After leaving Cambridge as an undergraduate, he decided to become a barrister and returned to Cambridge in 1975-6 to read Law. He represented the University in a match against Colchester and was responsible for inspiring Stephen Mulliner to take up croquet seriously. Keith completed his studies for the Bar in London and joined a set of chambers in Southampton where he spent the rest of his career. While establishing himself as a barrister he played little during the 1970s but, in 1974, he did play in two Test matches in England and then, in 1977, he again won the President's Cup. In 1982 he felt able to join the British MacRobertson Shield team which was due to tour Australia. This was to be his final appearance as a top-ranked player and, in the third Test Match against Australia, he produced another performance to rank with his 1971 triumph.
Australia and Great Britain entered the third and final round of Test Matches with two wins apiece against a New Zealand team weakened by the absence of Bob Jackson and with one victory and one loss to each other. The destiny of the Shield would be therefore decided by the result of their final Test. Having led 4-2 after two days, British prospects turned gloomy when they lost the first two matches on the final day and Keith, who had lost to the formidable Neil Spooner by comfortable margins in their first two encounters, also lost the first game of what soon became the deciding match. However, despite having by now lost five consecutive games to Spooner, Keith lifted his perfomance on a most challenging court and took the next two games to win the match and so achieve victory in the Test and in the Series.

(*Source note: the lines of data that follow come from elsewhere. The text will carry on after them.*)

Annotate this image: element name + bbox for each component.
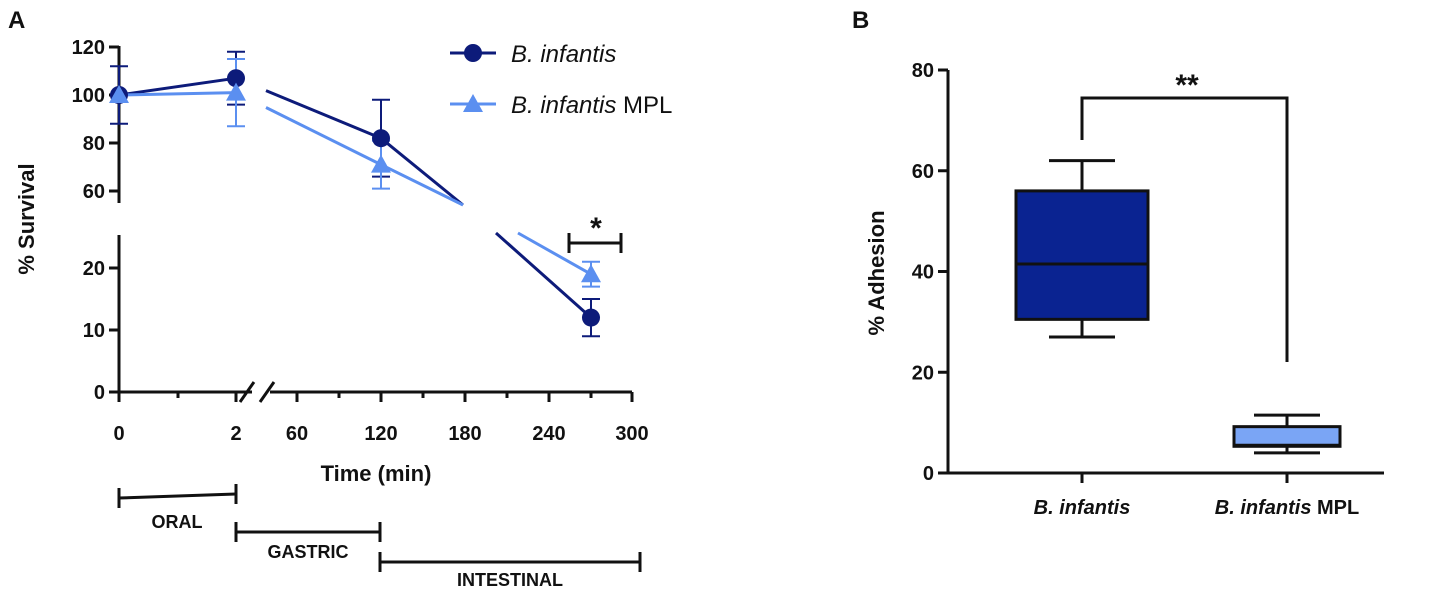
y-tick-label: 120	[72, 37, 105, 59]
y-tick-label: 20	[83, 258, 105, 280]
data-point	[109, 85, 129, 103]
y-tick-label: 60	[83, 181, 105, 203]
box-body	[1232, 425, 1342, 448]
category-label-italic: B. infantis	[1215, 497, 1312, 519]
panel-letter-b: B	[852, 7, 869, 34]
significance-label: **	[1175, 69, 1199, 102]
data-point	[226, 82, 246, 101]
x-tick-label: 0	[113, 423, 124, 445]
data-point	[227, 69, 245, 88]
y-tick-label: 0	[94, 382, 105, 404]
x-tick-label: 60	[286, 423, 308, 445]
box-body	[1014, 189, 1150, 321]
x-break-mark	[238, 381, 256, 403]
y-tick-label: 20	[912, 362, 934, 384]
series-line-segment	[265, 106, 382, 166]
x-break-mark	[258, 381, 276, 403]
category-label: B. infantis	[1034, 497, 1131, 519]
series-line-segment	[118, 91, 237, 97]
category-label-suffix: MPL	[1311, 497, 1359, 519]
series-line-segment	[380, 137, 464, 207]
category-label: B. infantis MPL	[1215, 497, 1359, 519]
data-point	[581, 264, 601, 283]
y-tick-label: 80	[912, 60, 934, 82]
x-tick-label: 240	[532, 423, 565, 445]
panel-letter-a: A	[8, 7, 25, 34]
category-label-italic: B. infantis	[1034, 497, 1131, 519]
y-tick-label: 0	[923, 463, 934, 485]
phase-label: INTESTINAL	[457, 570, 563, 590]
y-tick-label: 80	[83, 133, 105, 155]
legend-label-italic: B. infantis	[511, 41, 616, 68]
phase-bar	[118, 492, 237, 500]
series-line-segment	[118, 76, 237, 97]
legend-label: B. infantis	[511, 41, 616, 68]
data-point	[372, 129, 390, 148]
legend-label-suffix: MPL	[616, 92, 672, 119]
data-point	[582, 308, 600, 327]
series-line-segment	[495, 231, 592, 319]
x-axis-title: Time (min)	[321, 461, 432, 486]
phase-label: GASTRIC	[268, 542, 349, 562]
y-tick-label: 40	[912, 262, 934, 284]
legend-label: B. infantis MPL	[511, 92, 672, 119]
y-tick-label: 60	[912, 161, 934, 183]
y-axis-title: % Survival	[14, 163, 39, 274]
y-axis-title: % Adhesion	[864, 210, 889, 335]
y-tick-label: 100	[72, 85, 105, 107]
x-tick-label: 300	[615, 423, 648, 445]
series-line-segment	[517, 231, 592, 276]
series-line-segment	[380, 163, 464, 207]
legend-label-italic: B. infantis	[511, 92, 616, 119]
phase-label: ORAL	[152, 512, 203, 532]
series-line-segment	[265, 89, 382, 140]
significance-bracket	[1080, 96, 1289, 362]
data-point	[371, 154, 391, 173]
y-tick-label: 10	[83, 320, 105, 342]
significance-label: *	[590, 212, 602, 245]
x-tick-label: 2	[230, 423, 241, 445]
x-tick-label: 180	[448, 423, 481, 445]
legend-marker	[463, 94, 483, 112]
legend-marker	[464, 44, 482, 62]
x-tick-label: 120	[364, 423, 397, 445]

Most of his best performances owed much to his coolness under pressure, which in turn appeared to result from his apparent reluctance to take winning, or the game itself, too earnestly. While others could be overwhelmed by the importance of winning or the occasion, he claimed to be more interested in the intellectual challenge that the game's tactics provide. While this attitude may sometimes have lost him games he might have won, it may also have provided the detachment and calmness needed to prevail on the really big occasions.

What is certain is that at his best he was one of the greatest exponents of the game ever seen, and that the ideas so lucidly and entertainingly expressed in his book "Expert Croquet Tactics" (1985) will remain the basis of intelligent thought and discussion of Association Croquet for years to come.
Wylie died in 1999 aged 54. With his death, croquet lost its then most innovative thinker and the player who did most to confirm it as a game of intelligence and tactics in the latter half of the 20th century. Keith Wylie truly played "chess on grass".